Oh all such good advice ! Thankyou.

tinkgirl Tue 04-Oct-11 20:18:47

quite often they don't know what they want to do but they do know what they don't want to do. Sounds a bit hmm but trust me on this - get a list of jobs (probably find one on internet somewhere) and print it off, then get him to read through it and cross off the ones which he knows (gut reaction) that he doesn't want to do, the important bit here is gut reaction, don't analyse it. then simply have a look at what he has left on the list. It won't be a 'OMG why did we not think of this before' moment but what's left will probably have some sort of theme linking through them i.e. all office based, outdoor, working with IT etc. This might help him to focus on what subjects to take at college.

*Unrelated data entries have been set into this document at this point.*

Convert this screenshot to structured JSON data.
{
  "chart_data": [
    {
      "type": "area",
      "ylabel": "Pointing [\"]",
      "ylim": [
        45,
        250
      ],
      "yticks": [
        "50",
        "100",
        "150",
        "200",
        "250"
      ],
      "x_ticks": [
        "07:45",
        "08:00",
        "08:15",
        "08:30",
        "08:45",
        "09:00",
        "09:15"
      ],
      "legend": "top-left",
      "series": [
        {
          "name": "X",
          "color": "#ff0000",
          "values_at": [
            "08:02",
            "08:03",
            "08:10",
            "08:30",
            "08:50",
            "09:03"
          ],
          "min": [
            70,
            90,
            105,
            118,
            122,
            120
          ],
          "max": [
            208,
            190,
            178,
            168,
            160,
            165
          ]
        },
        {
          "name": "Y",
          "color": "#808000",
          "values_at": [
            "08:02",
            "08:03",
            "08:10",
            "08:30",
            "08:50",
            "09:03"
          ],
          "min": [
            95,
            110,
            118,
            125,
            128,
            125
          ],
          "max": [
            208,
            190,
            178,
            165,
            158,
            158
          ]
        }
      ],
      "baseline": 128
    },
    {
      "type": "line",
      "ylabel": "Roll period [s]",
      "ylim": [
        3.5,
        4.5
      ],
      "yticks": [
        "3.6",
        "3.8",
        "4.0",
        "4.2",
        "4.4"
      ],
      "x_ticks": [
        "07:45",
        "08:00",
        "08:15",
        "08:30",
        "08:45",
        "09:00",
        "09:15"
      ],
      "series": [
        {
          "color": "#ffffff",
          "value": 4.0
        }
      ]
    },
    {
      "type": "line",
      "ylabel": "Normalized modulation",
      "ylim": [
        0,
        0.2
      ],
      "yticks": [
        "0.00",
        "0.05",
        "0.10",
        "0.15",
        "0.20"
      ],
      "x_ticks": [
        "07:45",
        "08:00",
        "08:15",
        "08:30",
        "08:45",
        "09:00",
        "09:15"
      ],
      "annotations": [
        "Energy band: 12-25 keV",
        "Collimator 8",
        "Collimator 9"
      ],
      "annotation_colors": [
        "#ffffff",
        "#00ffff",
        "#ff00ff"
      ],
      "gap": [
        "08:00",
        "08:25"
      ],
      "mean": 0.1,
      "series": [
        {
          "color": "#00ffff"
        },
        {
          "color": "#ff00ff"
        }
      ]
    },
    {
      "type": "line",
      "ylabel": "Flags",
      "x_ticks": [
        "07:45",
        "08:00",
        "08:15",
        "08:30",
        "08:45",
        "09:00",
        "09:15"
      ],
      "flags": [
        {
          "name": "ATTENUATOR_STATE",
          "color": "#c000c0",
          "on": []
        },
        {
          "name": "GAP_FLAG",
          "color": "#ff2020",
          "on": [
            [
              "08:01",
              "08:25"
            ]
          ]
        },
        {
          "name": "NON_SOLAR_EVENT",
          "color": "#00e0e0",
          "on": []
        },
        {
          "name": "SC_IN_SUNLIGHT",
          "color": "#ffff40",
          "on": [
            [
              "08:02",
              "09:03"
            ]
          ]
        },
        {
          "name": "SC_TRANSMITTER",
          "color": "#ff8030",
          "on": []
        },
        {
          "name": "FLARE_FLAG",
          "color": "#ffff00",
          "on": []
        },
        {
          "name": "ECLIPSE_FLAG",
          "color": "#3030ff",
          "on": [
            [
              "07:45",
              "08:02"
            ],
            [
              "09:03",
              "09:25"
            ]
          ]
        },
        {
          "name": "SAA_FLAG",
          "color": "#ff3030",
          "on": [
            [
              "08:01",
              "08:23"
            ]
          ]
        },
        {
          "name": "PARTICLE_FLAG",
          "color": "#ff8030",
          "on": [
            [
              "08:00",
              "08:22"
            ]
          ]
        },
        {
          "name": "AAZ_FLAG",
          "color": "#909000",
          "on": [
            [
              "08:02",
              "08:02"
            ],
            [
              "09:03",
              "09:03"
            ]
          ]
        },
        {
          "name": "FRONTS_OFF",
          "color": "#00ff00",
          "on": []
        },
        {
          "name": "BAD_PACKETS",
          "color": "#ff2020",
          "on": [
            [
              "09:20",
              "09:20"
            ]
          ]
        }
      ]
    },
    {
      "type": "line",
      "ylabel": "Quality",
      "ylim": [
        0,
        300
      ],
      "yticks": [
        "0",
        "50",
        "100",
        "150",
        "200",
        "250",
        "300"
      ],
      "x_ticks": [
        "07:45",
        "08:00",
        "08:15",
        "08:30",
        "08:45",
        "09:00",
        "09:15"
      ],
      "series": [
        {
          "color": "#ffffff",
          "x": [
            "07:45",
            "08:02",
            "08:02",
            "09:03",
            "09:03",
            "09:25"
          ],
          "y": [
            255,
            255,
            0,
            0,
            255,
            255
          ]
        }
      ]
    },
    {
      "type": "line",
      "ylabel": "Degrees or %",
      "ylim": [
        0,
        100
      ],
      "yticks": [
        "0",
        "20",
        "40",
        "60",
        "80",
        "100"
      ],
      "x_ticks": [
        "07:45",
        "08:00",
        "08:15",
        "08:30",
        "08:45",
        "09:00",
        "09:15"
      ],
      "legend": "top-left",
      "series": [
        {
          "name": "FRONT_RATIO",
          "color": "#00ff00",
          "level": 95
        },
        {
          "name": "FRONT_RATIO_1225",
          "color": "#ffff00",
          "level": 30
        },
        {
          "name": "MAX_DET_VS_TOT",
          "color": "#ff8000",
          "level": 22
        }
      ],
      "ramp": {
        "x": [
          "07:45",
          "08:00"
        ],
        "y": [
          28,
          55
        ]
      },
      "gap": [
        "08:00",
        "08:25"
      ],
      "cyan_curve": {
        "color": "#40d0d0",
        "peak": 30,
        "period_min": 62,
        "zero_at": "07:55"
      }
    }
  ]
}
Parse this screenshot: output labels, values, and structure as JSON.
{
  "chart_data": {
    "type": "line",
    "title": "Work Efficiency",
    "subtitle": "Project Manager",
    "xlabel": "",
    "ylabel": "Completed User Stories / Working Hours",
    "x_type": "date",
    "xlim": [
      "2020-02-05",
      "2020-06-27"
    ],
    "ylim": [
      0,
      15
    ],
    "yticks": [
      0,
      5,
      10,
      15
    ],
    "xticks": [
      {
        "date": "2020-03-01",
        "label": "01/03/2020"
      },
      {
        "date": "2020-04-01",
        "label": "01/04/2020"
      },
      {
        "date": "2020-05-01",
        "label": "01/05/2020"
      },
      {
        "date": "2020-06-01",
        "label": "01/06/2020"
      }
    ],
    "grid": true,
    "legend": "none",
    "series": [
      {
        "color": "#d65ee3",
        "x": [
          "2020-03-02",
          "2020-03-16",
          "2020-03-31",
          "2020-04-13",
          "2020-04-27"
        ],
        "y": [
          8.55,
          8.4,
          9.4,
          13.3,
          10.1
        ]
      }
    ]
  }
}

This is a very low tech thing which you can do at home but if you want a more professional approach then get an appointment with your local connexions / careers office. There are IT programmes which he can complete with them which are a bit more high tech.

bradbourne Tue 04-Oct-11 20:26:00

What sort of things (if any) was your son interested in a year or two ago?
I remember reading somewher that it is quite common for people's "ideal jobs" they think about when they are older to reflect the sort of thing they thought about at around 13/14.

gingeroots Tue 04-Oct-11 20:27:04

Wow - loving that approach tinkgirl ,what a great idea .
( and FWIW ,not much I know ,but I'm an ex careers advisor ).

tinkgirl Tue 04-Oct-11 20:45:36

gingeroots thank you very much <twirls> I am a current careers advisor. I think it just helps to narrow down the search when it seems overwhelming.